Wednesday, November 5, 2008

California Gay Marriage Ban Passes

Gavin Newsom said it best when he stated that California now has the dubious distinction of being the first U.S. State to take away a right that has previously been granted. Proposition 8 passed tonight, writing into our state constitution the refusal of the right of marriage to same-sex couples. The California Supreme Court had previously allowed this right, and now it's been
revoked. Newsom added that, regardless of your moral position as a voter, you can't ignore that California's economy has been so strong for so long because it attracts talented, hard-working young people of all walks of life, gay or straight, and this intiative is saying, "Regardless of your ability, we don't want you." I don't appreciate intrusive moralists, acting as part of a national campaign based in Virginia and organized by fundamentalist elites, taking this social reverse-engineering project upon themselves. This is incredibly disappointing and embarrassing for my chosen home state, a state I'm very proud to call my home.

There are two reasons people often provide (and conflate) in arguing to take away this right. The first is the consequentialist argument. It says: marriage is a fundamental building block of society, and if we allow gay marriage to alter the institution, we'll irreversibly damage society. Guess what? Massachusetts already has it. Spain has it. Canada and other U.S. states have civil unions, and civilization hasn't ended in any of those places. Sorry - the consequentialist argument is dead on arrival.

The other approach to morality is absolutism. The absolutist argument is that gay marriage is wrong because it's wrong, period, no matter the consequences or lack thereof. I have yet to meet a single person making this argument who isn't making it out of religious convictions (and sure enough, the Bible does say to kill gay people). The problem here is that religious convictions are fine, except where they're hurting your neighbor even when your neighbor isn't doing anything that demonstrably hurts you. If, as Jefferson said, he is neither breaking your leg nor picking your pocket, you have nothing to say about him. And real small-government Republican officials agree.

I think it says something that this effort to take away a civil right is one of the few victories of conservatives on Election Day 2008. Do conservatives really want to be known as a force for big intrusive government? It seems the answer is a resounding yes.


Betsy said...

Dear Tom Paine,

I am a liberal. I stumbled upon your page by accident and I am very glad to have done so.

What happened in this election was nothing more and nothing less than the political pendulum swinging back and forth. I am happy for now, but soon enough you will be happy because the pendulum has swung the other way. This is how things are and how they were meant to be. It is this competiion that is meant to keep the American political process on its toes.

I have been despairing in recent years because of the fusion of church and state. It has been happening so openly, so quickly and with such authority I was afraid that there were no Republicans willing to question it.

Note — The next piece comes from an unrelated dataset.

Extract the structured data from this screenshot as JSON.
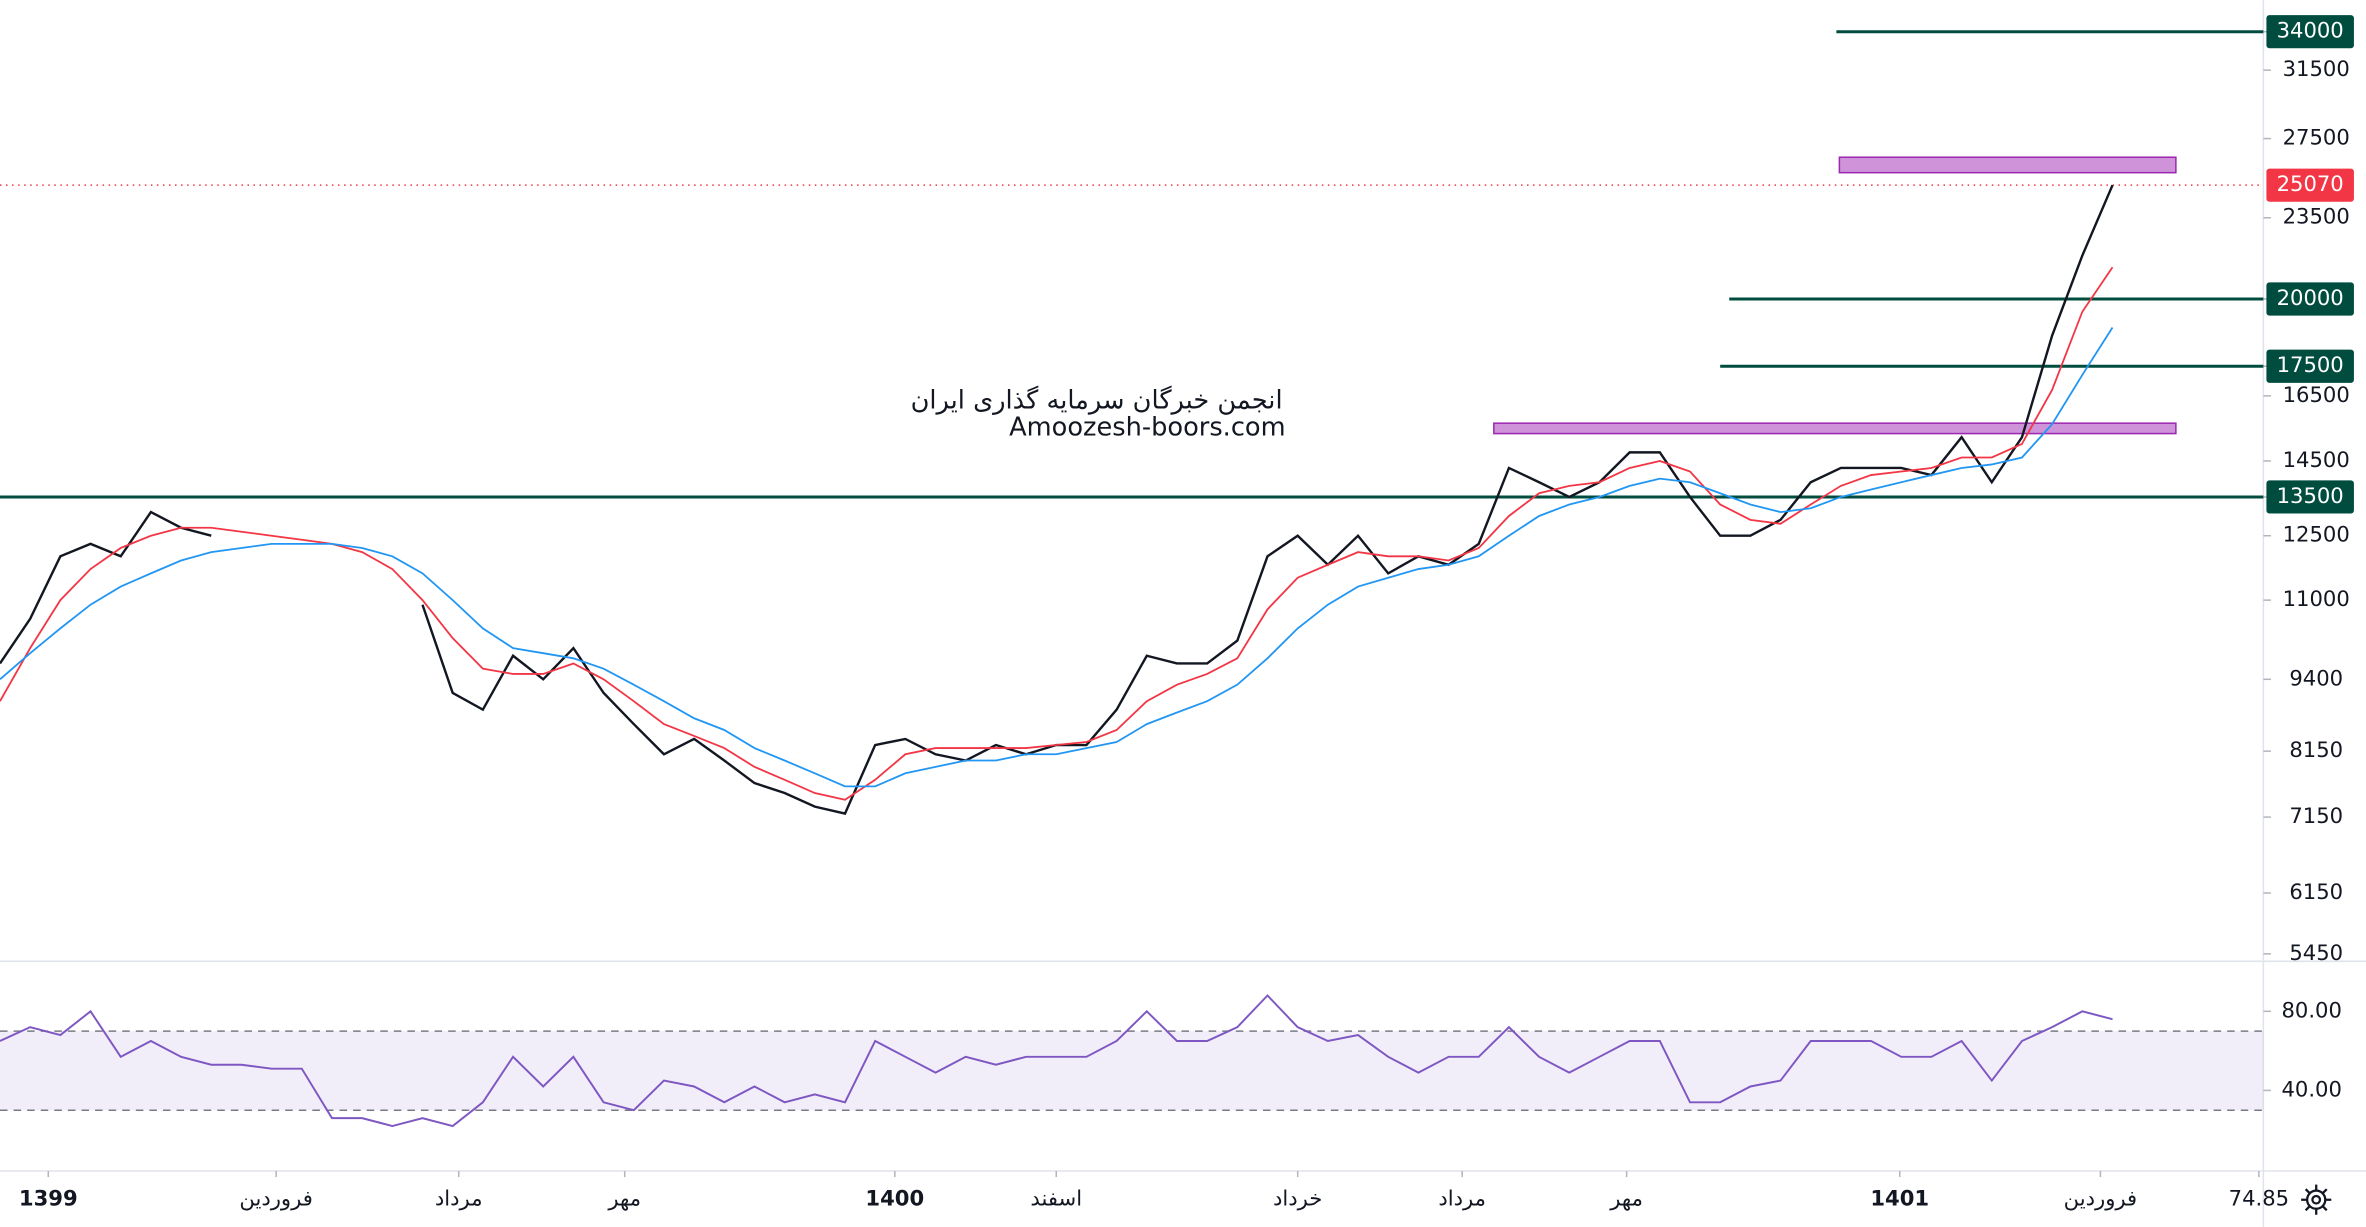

Your words about Proposition 8 have given me great peace. My father (a religious Republican with whom I have butted heads many times) once said that well-intentioned people can look at the same set of facts and disagree. I am myself not gay, and would never have an abortion, however these are choices that I would not want to take away from other people. I don't know them, or about their lives. Their choices don't affect me, thus they are none of my business. I think on this at least we can agree.

Thank you for doing this page.


Thomas Paine Jr. said...

I'm glad you liked the post. For me this is an open-and-shut case - it neither picks my pocket or breaks my leg (thank you Jefferson), and I've not yet heard a single argument made in favor of taking away this right from gay people outside of religious bigotry. It's disturbing that voters who describe themselves as in favor of small government aren't troubled at all by interfering in basic rights like this one.